Having tough conversations virtually
‘Having tough conversations virtually ‘ blog article was written by Margaret Cartmell, Team Leader, OurSPACE NSW program at Australian Childhood Foundation.
“How do you give feedback safely in virtual space?” Overhearing this comment from a colleague got me thinking.
From a team leader’s perspective – how do you give feedback about learning and developing while meeting the complex requirements of admin processes, written documents and reports, when so much contact between team leaders and the therapeutic specialists in their teams is virtual?
During lockdowns, we gained confidence and creativity in the virtual space. We were forced to master technology that some of us had managed to previously avoid. We had to speak in meetings where often the image and sound were unstable. We had to build relationships and working partnerships with other services within this context, often in complex situations. We had to have tricky conversations which would be more suited to an in-person discussion. There was a lot in the digital transition we would have preferred to do face-to-face.
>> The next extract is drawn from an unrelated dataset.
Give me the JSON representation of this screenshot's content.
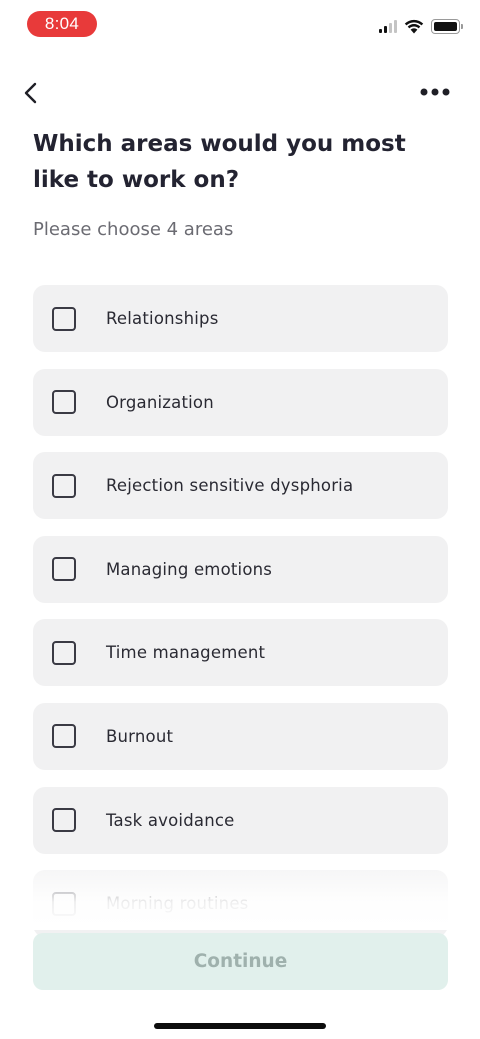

We know the difference a human presence can bring. Signals of safety, warmth, invitations for connection, facial expressions, voice tones, body movements – these just don’t translate as well over the internet.
A simple system-to-system connection relies so much on being present in the same space together.
Given we know this and, to some extent, were prepared to feel the difference, it still had a biological impact that felt unexpected. The system-to-system co-regulation isn’t there in the same way. Signals of safety and the satisfaction of connection are not there in the same way. There is the mysterious unseen operational space of presence that is missing. I know from my experience that giving written feedback on work and sending it back was often not helpful. Someone sitting on the receiving end of this communication is left to “hear” it through the lens of their current silent safety status – what their Autonomic Nervous System (ANS) is telling them.
And of course, I had my own experiences of this in emails and feedback.
Tricky as the space is, it’s an awesome opportunity to reflect on the misalignment of signals. In reflection, you could ask yourself whether you correctly read pieces you come across throughout the day as safety or threat. – You can identify the ruptured moments of the ANS and identify opportunities for repair.
The impacts this can have when someone has grown up with threat and whose ANS has been attuned to signs of danger:
- The combined, unrepaired ruptures for children (and adults in the Child Protection (CP) and Out of Home Care (OOHC) systems) have their ANS constantly telling them they are in danger. This happens when they are not and without a context to understand the feelings of a threat outside of the present situation.
- This can snowball when having responded in a felt state of threat, they are perceived as threatening and responded to in kind.
We often see this with children who are punished for trying to feel safe in a way that is felt as threatening by the people around them.
The same can be seen in adults who, for instance, may feel so threatened by CP and OOHC systems they are constantly acting to defend themselves in ways that feel necessary to them, and concerning to others who then move into threat response.
In both instances, two parties are weaving together in an unseen but felt space of risk. Which we know is the antithesis of what we need in repairing trauma.
It comes back to the same question, though in different contexts, of how we support ANS systems to feel as safe as they possibly can in given circumstances, to work together well enough to support children and young people. Helping to resource children and the adults around them to feel safe, connected, and supported.
We can use our own bodies and systems as labs in understanding the subtleties in the ANS, where we are, the messages we are receiving and giving, where others are, and the messages they are offering and may need to receive to be able to feel safe and operate in their best possible space.
This doesn’t solve the issue of the initial question.
Still, the online space gives many of us a shared space to reflect on our own experiences of biological mis-attunement, rupture, what brings repair, and what helps to keep systems in attunement.
And finding what supports building these connected systems, is the most helpful way forward for our clients.